Kat,
I speculate even more into this story. Because of the power of our unconscious mind I have come to rely on the adage “based on my results I have exactly what I intended”. Sometimes circumstances are purely happenstance. I am convinced that it is to my detriment to operate with “happenstance” as my assumed root cause. For me, I see this system setting (a bias of the common western ideological devotion to materialism, that everything is just superficial mechanics and we are simply floating in a sea of materialism) as limiting to personal growth opportunities. If I deposit everything as external “circumstances” that I have little conscious interaction with … then it seems I may be creating a blind spot as to what my unconscious psyche is doing and potentially seeing my part (my responsibility).
In this case, was it just accidental (intoxicated) stupidity that a person chose to set on a perilous ledge? Think how many times that is used in story (standing close to the cliff ledge almost stumbling off, deliberately getting on railing and looking over, etc.) to demonstrate a person’s suicidal ideations. Sitting on that ledge may have been intoxicated poor judgement or the dead protagonist may have had suicidal intentions and have wanted to abbreviate his time — the “push” may have say more about the dead guy than the guy with heavy guilt.

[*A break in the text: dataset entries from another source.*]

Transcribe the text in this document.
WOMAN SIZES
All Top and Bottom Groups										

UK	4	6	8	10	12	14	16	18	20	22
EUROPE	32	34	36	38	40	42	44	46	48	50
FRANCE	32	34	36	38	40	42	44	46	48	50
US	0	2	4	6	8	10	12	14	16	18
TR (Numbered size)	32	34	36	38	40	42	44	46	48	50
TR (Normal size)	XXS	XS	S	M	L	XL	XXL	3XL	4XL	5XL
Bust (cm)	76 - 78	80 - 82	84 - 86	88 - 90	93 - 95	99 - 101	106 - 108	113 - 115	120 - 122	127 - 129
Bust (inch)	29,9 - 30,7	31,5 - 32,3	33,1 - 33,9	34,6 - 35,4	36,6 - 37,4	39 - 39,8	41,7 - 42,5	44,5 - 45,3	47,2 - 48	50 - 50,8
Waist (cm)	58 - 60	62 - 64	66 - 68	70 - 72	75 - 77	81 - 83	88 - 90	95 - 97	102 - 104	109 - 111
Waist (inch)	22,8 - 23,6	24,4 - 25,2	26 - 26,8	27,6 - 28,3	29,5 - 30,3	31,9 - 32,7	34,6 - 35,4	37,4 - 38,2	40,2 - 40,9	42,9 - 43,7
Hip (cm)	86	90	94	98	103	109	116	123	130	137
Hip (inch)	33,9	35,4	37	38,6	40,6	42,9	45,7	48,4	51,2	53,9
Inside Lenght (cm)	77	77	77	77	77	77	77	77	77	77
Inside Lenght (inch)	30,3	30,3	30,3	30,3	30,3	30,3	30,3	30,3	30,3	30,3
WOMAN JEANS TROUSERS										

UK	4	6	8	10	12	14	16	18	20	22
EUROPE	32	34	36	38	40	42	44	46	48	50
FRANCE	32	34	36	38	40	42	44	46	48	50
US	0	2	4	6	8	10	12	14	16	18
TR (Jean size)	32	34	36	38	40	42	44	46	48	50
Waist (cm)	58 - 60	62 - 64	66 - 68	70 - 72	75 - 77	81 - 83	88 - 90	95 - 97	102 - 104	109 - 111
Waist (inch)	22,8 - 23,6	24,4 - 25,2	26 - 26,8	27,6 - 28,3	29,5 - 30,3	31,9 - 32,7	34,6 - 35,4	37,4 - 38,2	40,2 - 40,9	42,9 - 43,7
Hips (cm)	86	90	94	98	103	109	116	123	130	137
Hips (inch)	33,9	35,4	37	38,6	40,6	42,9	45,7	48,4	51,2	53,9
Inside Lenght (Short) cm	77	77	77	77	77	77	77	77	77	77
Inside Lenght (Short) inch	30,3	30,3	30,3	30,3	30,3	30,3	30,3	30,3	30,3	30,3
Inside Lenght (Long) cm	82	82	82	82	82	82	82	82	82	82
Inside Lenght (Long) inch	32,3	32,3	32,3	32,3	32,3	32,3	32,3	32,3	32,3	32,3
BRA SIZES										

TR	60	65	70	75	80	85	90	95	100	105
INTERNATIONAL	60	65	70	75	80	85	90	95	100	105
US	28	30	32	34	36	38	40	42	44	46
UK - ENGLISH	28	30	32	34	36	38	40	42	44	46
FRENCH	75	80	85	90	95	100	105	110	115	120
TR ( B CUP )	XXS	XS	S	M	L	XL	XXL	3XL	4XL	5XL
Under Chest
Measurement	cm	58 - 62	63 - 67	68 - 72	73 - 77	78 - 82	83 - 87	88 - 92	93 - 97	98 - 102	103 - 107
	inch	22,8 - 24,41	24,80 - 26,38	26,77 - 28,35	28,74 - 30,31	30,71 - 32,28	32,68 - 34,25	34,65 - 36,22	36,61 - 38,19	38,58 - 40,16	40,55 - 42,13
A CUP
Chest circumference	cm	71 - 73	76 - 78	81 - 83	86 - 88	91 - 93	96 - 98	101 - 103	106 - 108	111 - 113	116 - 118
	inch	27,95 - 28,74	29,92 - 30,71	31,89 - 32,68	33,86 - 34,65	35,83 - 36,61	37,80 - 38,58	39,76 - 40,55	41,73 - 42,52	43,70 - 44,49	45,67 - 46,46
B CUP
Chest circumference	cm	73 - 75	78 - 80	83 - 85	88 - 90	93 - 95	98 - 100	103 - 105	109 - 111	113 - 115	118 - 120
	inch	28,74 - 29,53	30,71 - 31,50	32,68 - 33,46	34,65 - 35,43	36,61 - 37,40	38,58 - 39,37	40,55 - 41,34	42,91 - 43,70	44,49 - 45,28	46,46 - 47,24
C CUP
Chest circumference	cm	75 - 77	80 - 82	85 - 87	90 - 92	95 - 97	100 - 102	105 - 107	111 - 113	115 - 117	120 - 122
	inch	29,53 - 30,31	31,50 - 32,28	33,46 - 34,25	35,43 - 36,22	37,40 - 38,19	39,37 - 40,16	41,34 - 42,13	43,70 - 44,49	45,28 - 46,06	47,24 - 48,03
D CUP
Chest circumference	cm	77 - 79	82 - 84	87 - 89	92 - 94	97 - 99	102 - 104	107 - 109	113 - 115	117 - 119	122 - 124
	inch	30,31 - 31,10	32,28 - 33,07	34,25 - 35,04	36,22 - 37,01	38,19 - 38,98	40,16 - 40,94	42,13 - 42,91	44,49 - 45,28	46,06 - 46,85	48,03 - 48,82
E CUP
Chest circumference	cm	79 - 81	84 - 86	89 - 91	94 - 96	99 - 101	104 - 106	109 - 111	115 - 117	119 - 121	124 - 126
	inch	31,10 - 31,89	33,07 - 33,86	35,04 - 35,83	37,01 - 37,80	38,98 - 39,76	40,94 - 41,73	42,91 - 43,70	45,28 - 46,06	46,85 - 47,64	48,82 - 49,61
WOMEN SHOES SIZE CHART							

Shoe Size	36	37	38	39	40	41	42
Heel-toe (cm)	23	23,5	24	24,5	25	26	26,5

Finally I’d submit to anyone reading this comment that 3 mediums independently came up with the same data. If we calmly maintain statistical fact based interpretation then what these 3 mediums did was somewhat “novel” to our current level of understanding but I take the position that it is not “paranormal”. It’s just normal that we don’t understand yet.
I’m sorry the mother was in such denial and/or such emotional distress that she didn’t engage and process. One life is gone, even the dead guy wants to salvage the other lives (good for him). You’ve done your job, sought to process with compassion, and in compassion done the uncomfortable action of reaching out. That’s all you can do. We have so many tragedies this story reminds me to be willing to stay engaged and be part of solution to minimize damage (I have lost a son who was only 39 years old, he died from schizophrenia— lots of collateral impacts to my granddaughter, etc. for which healing continues).